Burakov, Anatoly anatoly.burakov at intel.com
Mon Jul 5 14:16:03 CEST 2021


On 05-Jul-21 9:40 AM, Xuan Ding wrote:
> The use of IOMMU has many advantages, such as isolation and address
> translation. This patch extends the capbility of DMA engine to use
> IOMMU if the DMA device is bound to vfio.
> 
> When set memory table, the guest memory will be mapped
> into the default container of DPDK.
> 
> Signed-off-by: Xuan Ding <xuan.ding at intel.com>
> ---
>   doc/guides/prog_guide/vhost_lib.rst |  9 ++++++
>   lib/vhost/rte_vhost.h               |  1 +
>   lib/vhost/socket.c                  |  9 ++++++
>   lib/vhost/vhost.h                   |  1 +
>   lib/vhost/vhost_user.c              | 46 ++++++++++++++++++++++++++++-
>   5 files changed, 65 insertions(+), 1 deletion(-)
> 
> diff --git a/doc/guides/prog_guide/vhost_lib.rst b/doc/guides/prog_guide/vhost_lib.rst
> index 05c42c9b11..c3beda23d9 100644
> --- a/doc/guides/prog_guide/vhost_lib.rst
> +++ b/doc/guides/prog_guide/vhost_lib.rst
> @@ -118,6 +118,15 @@ The following is an overview of some key Vhost API functions:
>   
>       It is disabled by default.
>   
> +  - ``RTE_VHOST_USER_ASYNC_USE_VFIO``
> +
> +    In asynchronous data path, vhost liarary is not aware of which driver
> +    (igb_uio/vfio) the DMA device is bound to. Application should pass
> +    this flag to tell vhost library whether IOMMU should be programmed
> +    for guest memory.
> +
> +    It is disabled by default.
> +
>     - ``RTE_VHOST_USER_NET_COMPLIANT_OL_FLAGS``
>   
>       Since v16.04, the vhost library forwards checksum and gso requests for
> diff --git a/lib/vhost/rte_vhost.h b/lib/vhost/rte_vhost.h
> index 8d875e9322..a766ea7b6b 100644
> --- a/lib/vhost/rte_vhost.h
> +++ b/lib/vhost/rte_vhost.h
> @@ -37,6 +37,7 @@ extern "C" {
>   #define RTE_VHOST_USER_LINEARBUF_SUPPORT	(1ULL << 6)

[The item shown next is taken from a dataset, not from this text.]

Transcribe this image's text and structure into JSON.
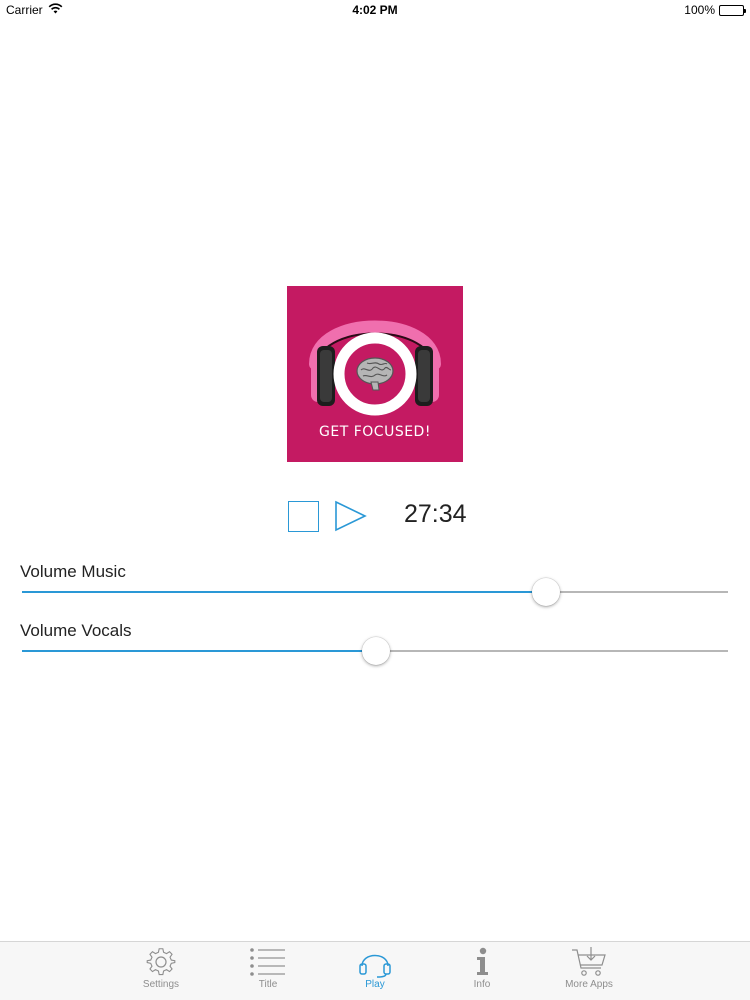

>   #define RTE_VHOST_USER_ASYNC_COPY	(1ULL << 7)
>   #define RTE_VHOST_USER_NET_COMPLIANT_OL_FLAGS	(1ULL << 8)
> +#define RTE_VHOST_USER_ASYNC_USE_VFIO	(1ULL << 9)
>   
>   /* Features. */
>   #ifndef VIRTIO_NET_F_GUEST_ANNOUNCE
> diff --git a/lib/vhost/socket.c b/lib/vhost/socket.c
> index 5d0d728d52..77c722c86b 100644
> --- a/lib/vhost/socket.c
> +++ b/lib/vhost/socket.c
> @@ -42,6 +42,7 @@ struct vhost_user_socket {
>   	bool extbuf;
>   	bool linearbuf;
>   	bool async_copy;
> +	bool async_use_vfio;
>   	bool net_compliant_ol_flags;
>   
>   	/*
> @@ -243,6 +244,13 @@ vhost_user_add_connection(int fd, struct vhost_user_socket *vsocket)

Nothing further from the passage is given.